The concept of mass conservation is widely used in many fields such as chemistry, mechanics, and fluid dynamics. Historically, mass conservation in chemical reactions was primarily demonstrated in the 17th century[2] and finally confirmed by Antoine Lavoisier in the late 18th century. The formulation of this law was of crucial importance in the progress from alchemy to the modern natural science of chemistry.
In reality, the conservation of mass only holds approximately and is considered part of a series of assumptions in classical mechanics. The law has to be modified to comply with the laws of quantum mechanics and special relativity under the principle of mass–energy equivalence, which states that energy and mass form one conserved quantity. For very energetic systems the conservation of mass only is shown not to hold, as is the case in nuclear reactions and particle-antiparticle annihilation in particle physics.

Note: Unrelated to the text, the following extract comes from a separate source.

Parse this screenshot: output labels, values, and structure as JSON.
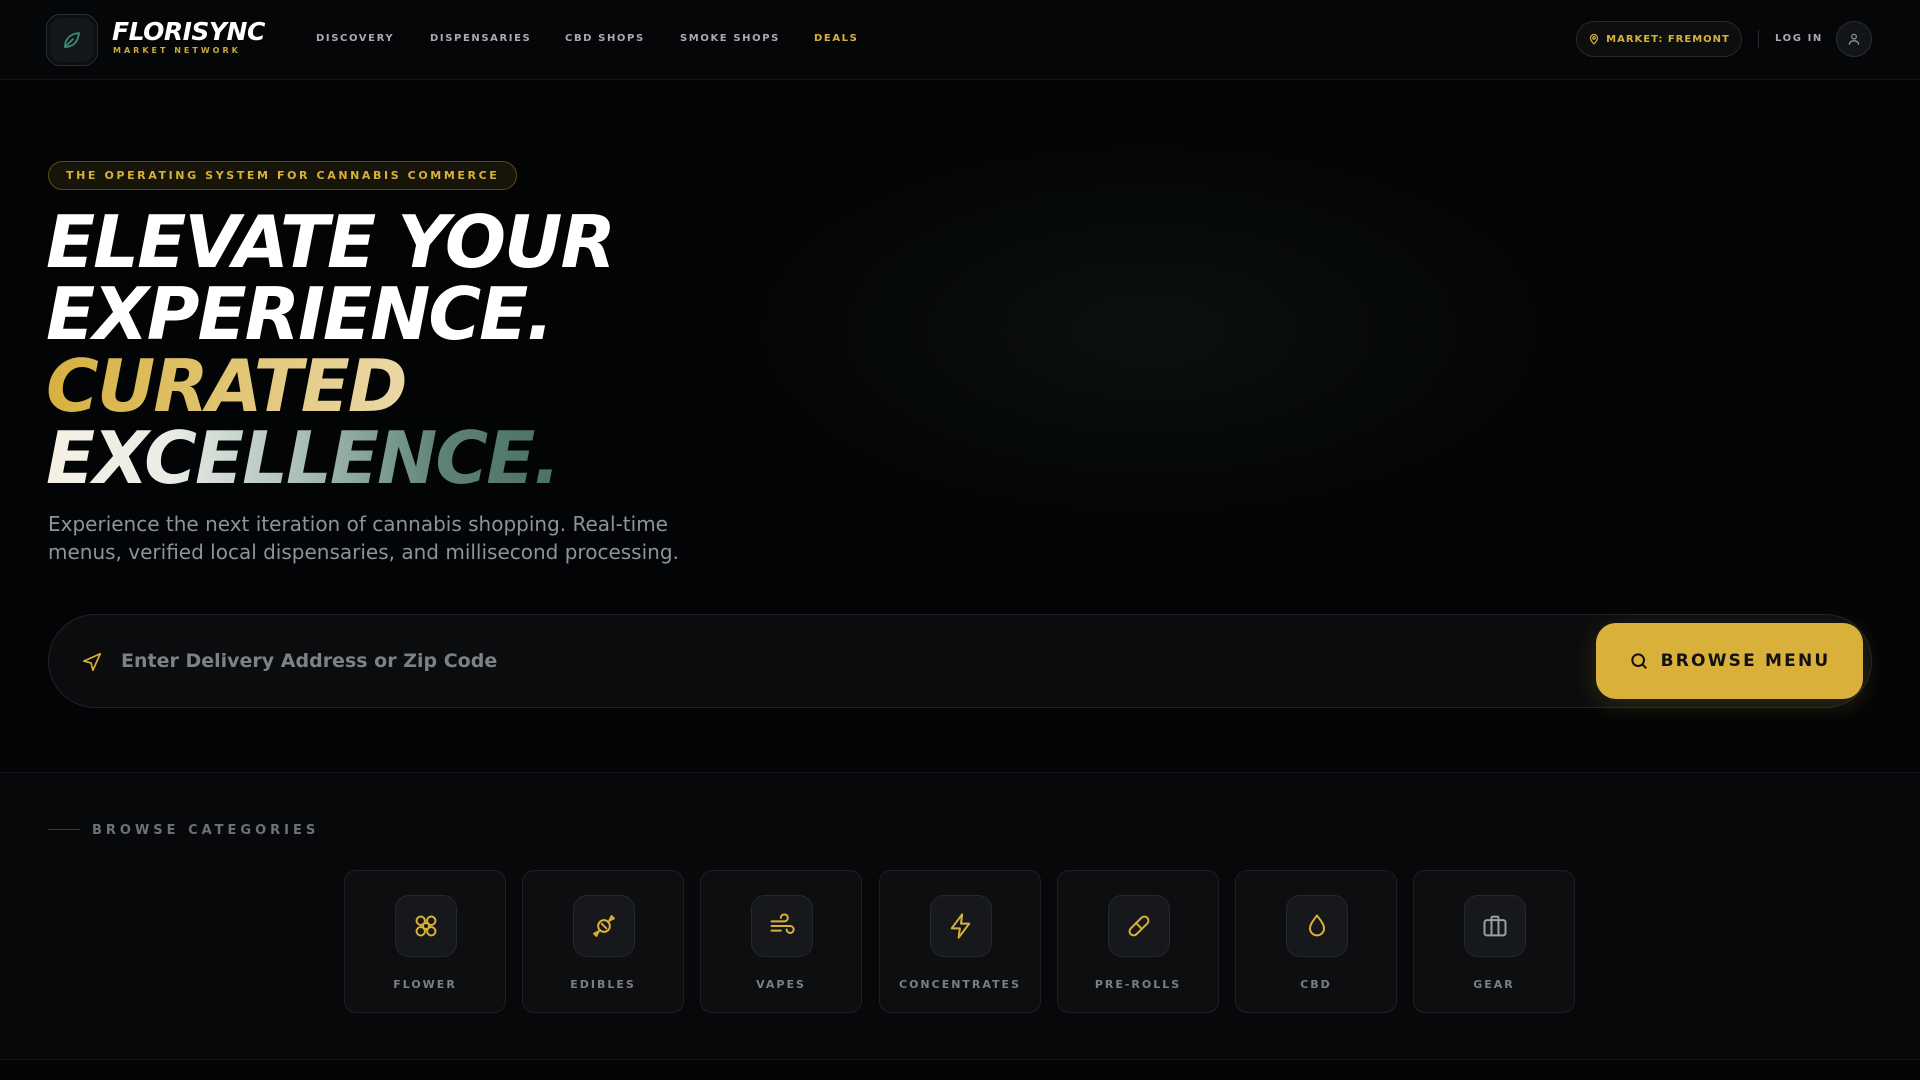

Mass is also not generally conserved in open systems. Such is the case when any energy or matter is allowed into, or out of, the system. However, unless radioactivity or nuclear reactions are involved, the amount of energy entering or escaping such systems (as heat, mechanical work, or electromagnetic radiation) is usually too small to be measured as a change in the mass of the system.
For systems that include large gravitational fields, general relativity has to be taken into account; thus mass–energy conservation becomes a more complex concept, subject to different definitions, and neither mass nor energy is as strictly and simply conserved as is the case in special relativity.